Stuart Dee, James Black, Lucia Retter
In July, NATO leaders gathered in Washington to unveil a raft of new initiatives at the alliance's 75th Anniversary Summit. These included NATO taking over the coordination of aid to Ukraine—now described as on an “irreversible” path to membership—and an Industrial Capacity Expansion Pledge to boost production of arms and equipment, both to support Kyiv and to replenish depleted Western stockpiles after decades of low investment.

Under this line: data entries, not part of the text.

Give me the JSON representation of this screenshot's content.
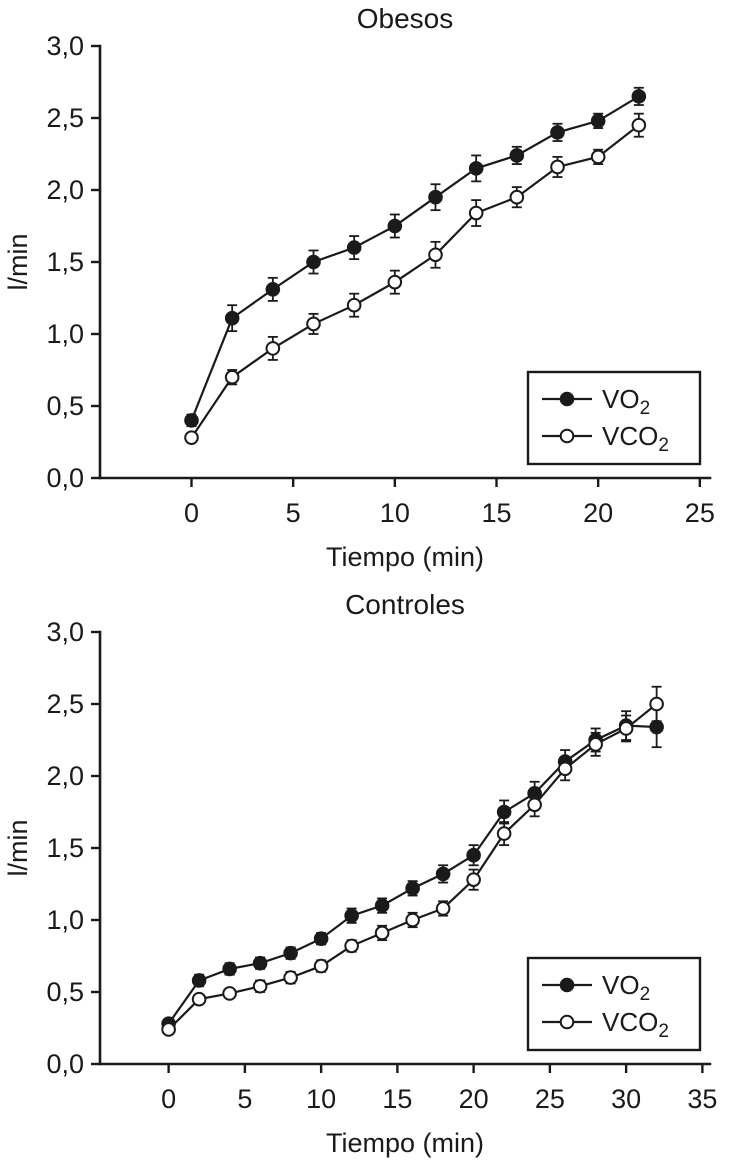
{
  "page": {
    "background": "#ffffff",
    "ink": "#1a1a1a"
  },
  "chart_data": [
    {
      "type": "line",
      "title": "Obesos",
      "xlabel": "Tiempo (min)",
      "ylabel": "l/min",
      "xlim": [
        -4.5,
        25.5
      ],
      "ylim": [
        0,
        3
      ],
      "xticks": [
        0,
        5,
        10,
        15,
        20,
        25
      ],
      "yticks": [
        0,
        0.5,
        1,
        1.5,
        2,
        2.5,
        3
      ],
      "ytick_labels": [
        "0,0",
        "0,5",
        "1,0",
        "1,5",
        "2,0",
        "2,5",
        "3,0"
      ],
      "grid": false,
      "legend_position": "lower-right",
      "x": [
        0,
        2,
        4,
        6,
        8,
        10,
        12,
        14,
        16,
        18,
        20,
        22
      ],
      "series": [
        {
          "name": "VO2",
          "label": "VO",
          "label_sub": "2",
          "marker": "filled",
          "values": [
            0.4,
            1.11,
            1.31,
            1.5,
            1.6,
            1.75,
            1.95,
            2.15,
            2.24,
            2.4,
            2.48,
            2.65
          ],
          "errors": [
            0.04,
            0.09,
            0.08,
            0.08,
            0.08,
            0.08,
            0.09,
            0.09,
            0.06,
            0.06,
            0.05,
            0.06
          ]
        },
        {
          "name": "VCO2",
          "label": "VCO",
          "label_sub": "2",
          "marker": "open",
          "values": [
            0.28,
            0.7,
            0.9,
            1.07,
            1.2,
            1.36,
            1.55,
            1.84,
            1.95,
            2.16,
            2.23,
            2.45
          ],
          "errors": [
            0.03,
            0.05,
            0.08,
            0.07,
            0.08,
            0.08,
            0.09,
            0.09,
            0.07,
            0.07,
            0.05,
            0.08
          ]
        }
      ]
    },
    {
      "type": "line",
      "title": "Controles",
      "xlabel": "Tiempo (min)",
      "ylabel": "l/min",
      "xlim": [
        -4.5,
        35.5
      ],
      "ylim": [
        0,
        3
      ],
      "xticks": [
        0,
        5,
        10,
        15,
        20,
        25,
        30,
        35
      ],
      "yticks": [
        0,
        0.5,
        1,
        1.5,
        2,
        2.5,
        3
      ],
      "ytick_labels": [
        "0,0",
        "0,5",
        "1,0",
        "1,5",
        "2,0",
        "2,5",
        "3,0"
      ],
      "grid": false,
      "legend_position": "lower-right",
      "x": [
        0,
        2,
        4,
        6,
        8,
        10,
        12,
        14,
        16,
        18,
        20,
        22,
        24,
        26,
        28,
        30,
        32
      ],
      "series": [
        {
          "name": "VO2",
          "label": "VO",
          "label_sub": "2",
          "marker": "filled",
          "values": [
            0.28,
            0.58,
            0.66,
            0.7,
            0.77,
            0.87,
            1.03,
            1.1,
            1.22,
            1.32,
            1.45,
            1.75,
            1.88,
            2.1,
            2.25,
            2.35,
            2.34
          ],
          "errors": [
            0.03,
            0.04,
            0.04,
            0.04,
            0.04,
            0.04,
            0.05,
            0.05,
            0.05,
            0.06,
            0.07,
            0.08,
            0.08,
            0.08,
            0.08,
            0.1,
            0.14
          ]
        },
        {
          "name": "VCO2",
          "label": "VCO",
          "label_sub": "2",
          "marker": "open",
          "values": [
            0.24,
            0.45,
            0.49,
            0.54,
            0.6,
            0.68,
            0.82,
            0.91,
            1.0,
            1.08,
            1.28,
            1.6,
            1.8,
            2.05,
            2.22,
            2.33,
            2.5
          ],
          "errors": [
            0.03,
            0.03,
            0.03,
            0.04,
            0.04,
            0.04,
            0.04,
            0.05,
            0.05,
            0.05,
            0.07,
            0.08,
            0.08,
            0.08,
            0.08,
            0.09,
            0.12
          ]
        }
      ]
    }
  ]
}
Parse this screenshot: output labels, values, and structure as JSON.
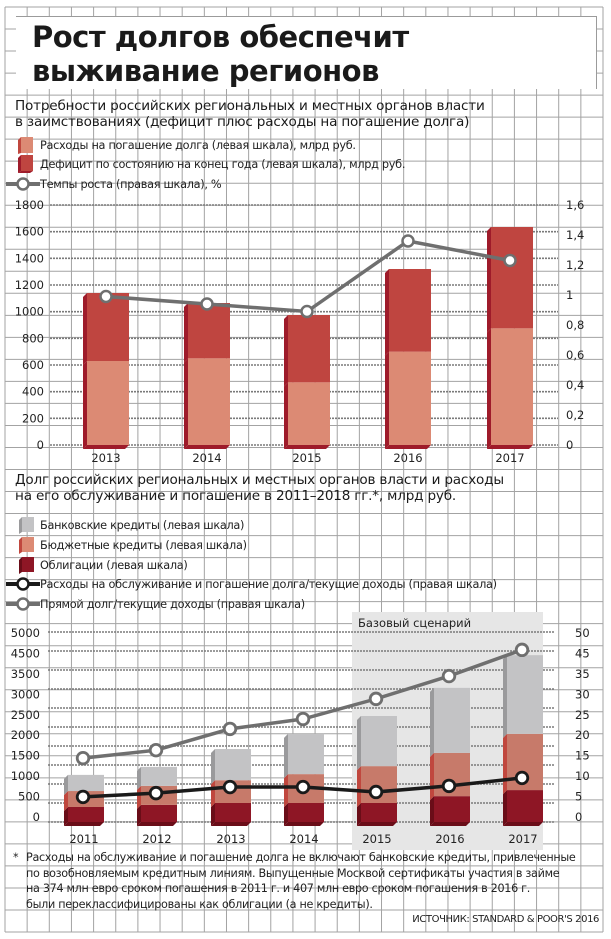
{
  "header": {
    "title_line1": "Рост долгов обеспечит",
    "title_line2": "выживание регионов"
  },
  "chart1_header": {
    "title_line1": "Потребности российских региональных и местных органов власти",
    "title_line2": "в заимствованиях (дефицит плюс расходы на погашение долга)",
    "legend": [
      {
        "label": "Расходы на погашение долга (левая шкала), млрд руб.",
        "icon": "bar-swatch-light-red"
      },
      {
        "label": "Дефицит по состоянию на конец года (левая шкала), млрд руб.",
        "icon": "bar-swatch-dark-red"
      },
      {
        "label": "Темпы роста (правая шкала), %",
        "icon": "line-marker-gray"
      }
    ]
  },
  "chart2_header": {
    "title_line1": "Долг российских региональных и местных органов власти и расходы",
    "title_line2": "на его обслуживание и погашение в 2011–2018 гг.*, млрд руб.",
    "legend": [
      {
        "label": "Банковские кредиты (левая шкала)",
        "icon": "bar-swatch-gray"
      },
      {
        "label": "Бюджетные кредиты (левая шкала)",
        "icon": "bar-swatch-salmon"
      },
      {
        "label": "Облигации (левая шкала)",
        "icon": "bar-swatch-maroon"
      },
      {
        "label": "Расходы на обслуживание и погашение долга/текущие доходы (правая шкала)",
        "icon": "line-marker-black"
      },
      {
        "label": "Прямой долг/текущие доходы (правая шкала)",
        "icon": "line-marker-gray"
      }
    ],
    "scenario_label": "Базовый сценарий"
  },
  "colors": {
    "deficit": "#bf4540",
    "deficit_side": "#9e1b2a",
    "repayment": "#dc8a74",
    "bank": "#c3c3c5",
    "bank_side": "#9a9a9c",
    "budget": "#c77a6a",
    "budget_side": "#c0473e",
    "bonds": "#8e1625",
    "bonds_side": "#6a0d18",
    "line_gray": "#6f6f6f",
    "line_black": "#1a1a1a",
    "grid": "#a3a3a3",
    "gridline_dotted": "#7a7a7a",
    "scenario_bg": "#e6e6e6"
  },
  "chart_data": [
    {
      "type": "bar",
      "stacked": true,
      "title": "Потребности российских региональных и местных органов власти в заимствованиях (дефицит плюс расходы на погашение долга)",
      "categories": [
        "2013",
        "2014",
        "2015",
        "2016",
        "2017"
      ],
      "series": [
        {
          "name": "Расходы на погашение долга (левая шкала), млрд руб.",
          "axis": "left",
          "values": [
            630,
            650,
            470,
            700,
            875
          ]
        },
        {
          "name": "Дефицит по состоянию на конец года (левая шкала), млрд руб.",
          "axis": "left",
          "values": [
            510,
            415,
            505,
            620,
            760
          ]
        },
        {
          "name": "Темпы роста (правая шкала), %",
          "axis": "right",
          "type": "line",
          "values": [
            0.99,
            0.94,
            0.89,
            1.36,
            1.23
          ]
        }
      ],
      "left_axis": {
        "ylim": [
          0,
          1800
        ],
        "ticks": [
          "1800",
          "1600",
          "1400",
          "1200",
          "1000",
          "800",
          "600",
          "400",
          "200",
          "0"
        ]
      },
      "right_axis": {
        "ylim": [
          0,
          1.6
        ],
        "ticks": [
          "1,6",
          "1,4",
          "1,2",
          "1",
          "0,8",
          "0,6",
          "0,4",
          "0,2",
          "0"
        ]
      },
      "grid": true,
      "legend_position": "top-left"
    },
    {
      "type": "bar",
      "stacked": true,
      "title": "Долг российских региональных и местных органов власти и расходы на его обслуживание и погашение в 2011–2018 гг.*, млрд руб.",
      "categories": [
        "2011",
        "2012",
        "2013",
        "2014",
        "2015",
        "2016",
        "2017"
      ],
      "series": [
        {
          "name": "Облигации (левая шкала)",
          "axis": "left",
          "values": [
            395,
            450,
            500,
            500,
            500,
            680,
            840
          ]
        },
        {
          "name": "Бюджетные кредиты (левая шкала)",
          "axis": "left",
          "values": [
            420,
            500,
            600,
            760,
            970,
            1140,
            1480
          ]
        },
        {
          "name": "Банковские кредиты (левая шкала)",
          "axis": "left",
          "values": [
            425,
            500,
            820,
            1060,
            1320,
            1710,
            2070
          ]
        },
        {
          "name": "Расходы на обслуживание и погашение долга/текущие доходы (правая шкала)",
          "axis": "right",
          "type": "line",
          "values": [
            6.6,
            7.6,
            9.2,
            9.2,
            7.9,
            9.5,
            11.6
          ]
        },
        {
          "name": "Прямой долг/текущие доходы (правая шкала)",
          "axis": "right",
          "type": "line",
          "values": [
            16.8,
            18.9,
            24.5,
            27.1,
            32.4,
            38.4,
            45.3
          ]
        }
      ],
      "left_axis": {
        "ylim": [
          0,
          5000
        ],
        "ticks": [
          "5000",
          "4500",
          "3500",
          "3000",
          "2500",
          "2000",
          "1500",
          "1000",
          "500",
          "0"
        ]
      },
      "right_axis": {
        "ylim": [
          0,
          50
        ],
        "ticks": [
          "50",
          "45",
          "35",
          "30",
          "25",
          "20",
          "15",
          "10",
          "5",
          "0"
        ]
      },
      "shaded_region": {
        "label": "Базовый сценарий",
        "categories": [
          "2015",
          "2016",
          "2017"
        ]
      },
      "grid": true,
      "legend_position": "top-left"
    }
  ],
  "footnote": {
    "asterisk": "*",
    "lines": [
      "Расходы на обслуживание и погашение долга не включают банковские кредиты, привлеченные",
      "по возобновляемым кредитным линиям. Выпущенные Москвой сертификаты участия в займе",
      "на 374 млн евро сроком погашения в 2011 г. и 407 млн евро сроком погашения в 2016 г.",
      "были переклассифицированы как облигации (а не кредиты)."
    ]
  },
  "source": "ИСТОЧНИК: STANDARD & POOR'S 2016"
}
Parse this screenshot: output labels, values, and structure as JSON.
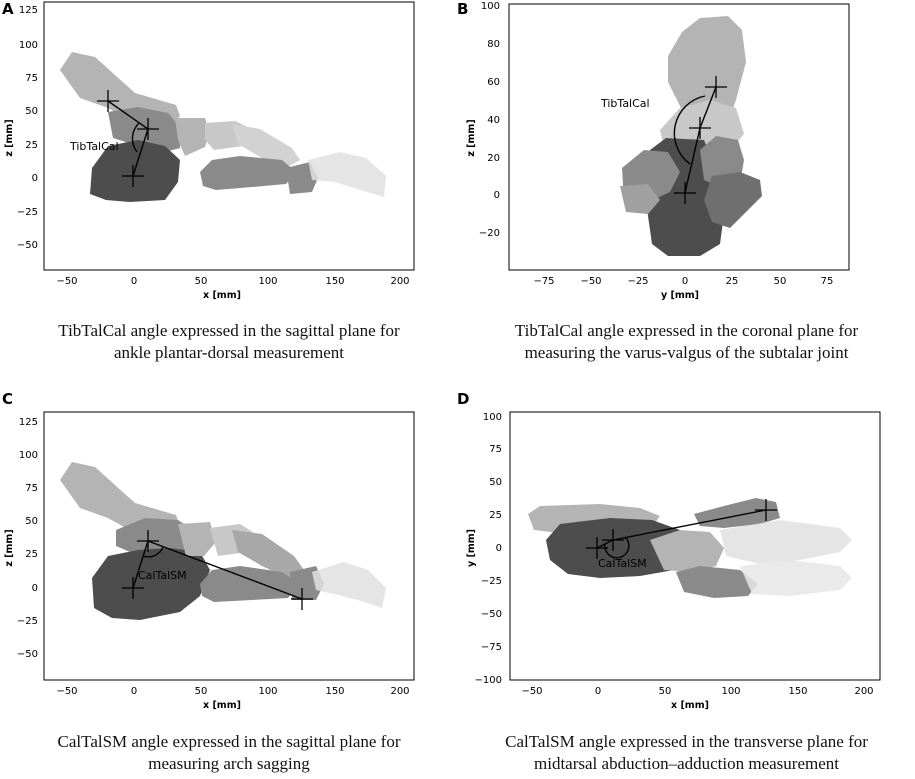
{
  "panels": [
    {
      "letter": "A",
      "caption_line1": "TibTalCal angle expressed in the sagittal plane for",
      "caption_line2": "ankle plantar-dorsal measurement",
      "angle_label": "TibTalCal",
      "xlabel": "x [mm]",
      "ylabel": "z [mm]",
      "xticks": [
        "−50",
        "0",
        "50",
        "100",
        "150",
        "200"
      ],
      "yticks": [
        "125",
        "100",
        "75",
        "50",
        "25",
        "0",
        "−25",
        "−50"
      ]
    },
    {
      "letter": "B",
      "caption_line1": "TibTalCal angle expressed in the coronal plane for",
      "caption_line2": "measuring the varus-valgus of the subtalar joint",
      "angle_label": "TibTalCal",
      "xlabel": "y [mm]",
      "ylabel": "z [mm]",
      "xticks": [
        "−75",
        "−50",
        "−25",
        "0",
        "25",
        "50",
        "75"
      ],
      "yticks": [
        "100",
        "80",
        "60",
        "40",
        "20",
        "0",
        "−20"
      ]
    },
    {
      "letter": "C",
      "caption_line1": "CalTalSM angle expressed in the sagittal plane for",
      "caption_line2": "measuring arch sagging",
      "angle_label": "CalTalSM",
      "xlabel": "x [mm]",
      "ylabel": "z [mm]",
      "xticks": [
        "−50",
        "0",
        "50",
        "100",
        "150",
        "200"
      ],
      "yticks": [
        "125",
        "100",
        "75",
        "50",
        "25",
        "0",
        "−25",
        "−50"
      ]
    },
    {
      "letter": "D",
      "caption_line1": "CalTalSM angle expressed in the transverse plane for",
      "caption_line2": "midtarsal abduction–adduction measurement",
      "angle_label": "CalTalSM",
      "xlabel": "x [mm]",
      "ylabel": "y [mm]",
      "xticks": [
        "−50",
        "0",
        "50",
        "100",
        "150",
        "200"
      ],
      "yticks": [
        "100",
        "75",
        "50",
        "25",
        "0",
        "−25",
        "−50",
        "−75",
        "−100"
      ]
    }
  ],
  "colors": {
    "bone_dark": "#4d4d4d",
    "bone_mid": "#8a8a8a",
    "bone_light": "#b4b4b4",
    "bone_pale": "#d2d2d2",
    "line": "#000000"
  }
}
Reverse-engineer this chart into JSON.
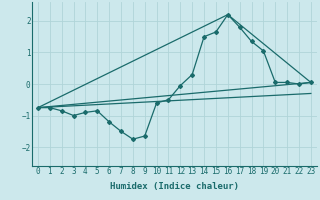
{
  "xlabel": "Humidex (Indice chaleur)",
  "ylabel": "",
  "xlim": [
    -0.5,
    23.5
  ],
  "ylim": [
    -2.6,
    2.6
  ],
  "xticks": [
    0,
    1,
    2,
    3,
    4,
    5,
    6,
    7,
    8,
    9,
    10,
    11,
    12,
    13,
    14,
    15,
    16,
    17,
    18,
    19,
    20,
    21,
    22,
    23
  ],
  "yticks": [
    -2,
    -1,
    0,
    1,
    2
  ],
  "bg_color": "#cce8ec",
  "grid_color": "#b0d4d8",
  "line_color": "#1a6b6b",
  "data_x": [
    0,
    1,
    2,
    3,
    4,
    5,
    6,
    7,
    8,
    9,
    10,
    11,
    12,
    13,
    14,
    15,
    16,
    17,
    18,
    19,
    20,
    21,
    22,
    23
  ],
  "data_y": [
    -0.75,
    -0.75,
    -0.85,
    -1.0,
    -0.9,
    -0.85,
    -1.2,
    -1.5,
    -1.75,
    -1.65,
    -0.6,
    -0.5,
    -0.05,
    0.3,
    1.5,
    1.65,
    2.2,
    1.8,
    1.35,
    1.05,
    0.05,
    0.05,
    0.0,
    0.05
  ],
  "line1_x": [
    0,
    23
  ],
  "line1_y": [
    -0.75,
    0.05
  ],
  "line2_x": [
    0,
    16,
    23
  ],
  "line2_y": [
    -0.75,
    2.2,
    0.05
  ],
  "line3_x": [
    0,
    23
  ],
  "line3_y": [
    -0.75,
    -0.3
  ]
}
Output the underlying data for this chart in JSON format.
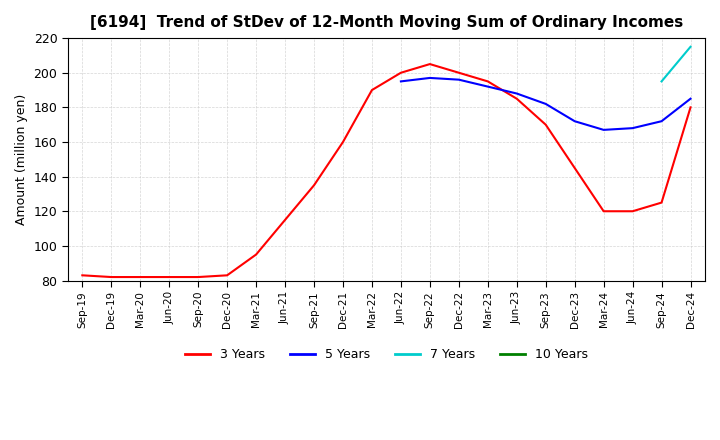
{
  "title": "[6194]  Trend of StDev of 12-Month Moving Sum of Ordinary Incomes",
  "ylabel": "Amount (million yen)",
  "ylim": [
    80,
    220
  ],
  "yticks": [
    80,
    100,
    120,
    140,
    160,
    180,
    200,
    220
  ],
  "line_colors": {
    "3y": "#ff0000",
    "5y": "#0000ff",
    "7y": "#00cccc",
    "10y": "#008000"
  },
  "legend": [
    "3 Years",
    "5 Years",
    "7 Years",
    "10 Years"
  ],
  "x_labels": [
    "Sep-19",
    "Dec-19",
    "Mar-20",
    "Jun-20",
    "Sep-20",
    "Dec-20",
    "Mar-21",
    "Jun-21",
    "Sep-21",
    "Dec-21",
    "Mar-22",
    "Jun-22",
    "Sep-22",
    "Dec-22",
    "Mar-23",
    "Jun-23",
    "Sep-23",
    "Dec-23",
    "Mar-24",
    "Jun-24",
    "Sep-24",
    "Dec-24"
  ],
  "data_3y": [
    83,
    82,
    82,
    82,
    82,
    83,
    95,
    115,
    135,
    160,
    190,
    200,
    205,
    200,
    195,
    185,
    170,
    145,
    120,
    120,
    125,
    180
  ],
  "data_5y": [
    null,
    null,
    null,
    null,
    null,
    null,
    null,
    null,
    null,
    null,
    null,
    195,
    197,
    196,
    192,
    188,
    182,
    172,
    167,
    168,
    172,
    185
  ],
  "data_7y": [
    null,
    null,
    null,
    null,
    null,
    null,
    null,
    null,
    null,
    null,
    null,
    null,
    null,
    null,
    null,
    null,
    null,
    null,
    null,
    null,
    195,
    215
  ],
  "data_10y": [
    null,
    null,
    null,
    null,
    null,
    null,
    null,
    null,
    null,
    null,
    null,
    null,
    null,
    null,
    null,
    null,
    null,
    null,
    null,
    null,
    null,
    null
  ]
}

But near the top of the new NATO Secretary-General's in-tray will be an urgent question: why are efforts to mobilise the alliance's industrial base and ramp up production still yielding underwhelming results, over two years since Russia's full-scale invasion of Ukraine? As allied leaders head home from the latest summit, a new RAND report shows that decades of fragmented and lacklustre investment in the industrial base and its underlying workforce skills, production lines, and supply chains will not yield to quick fixes.
Playing Catch-Up
Such has been the scale of bilateral and multilateral support to Ukraine that it has become increasingly difficult to track. The Kiel Institute currently assesses U.S. bilateral aid to be in the region of €75 billion, of which two thirds is military aid and the rest financial or humanitarian. Donations from EU institutions exceed €33 billion.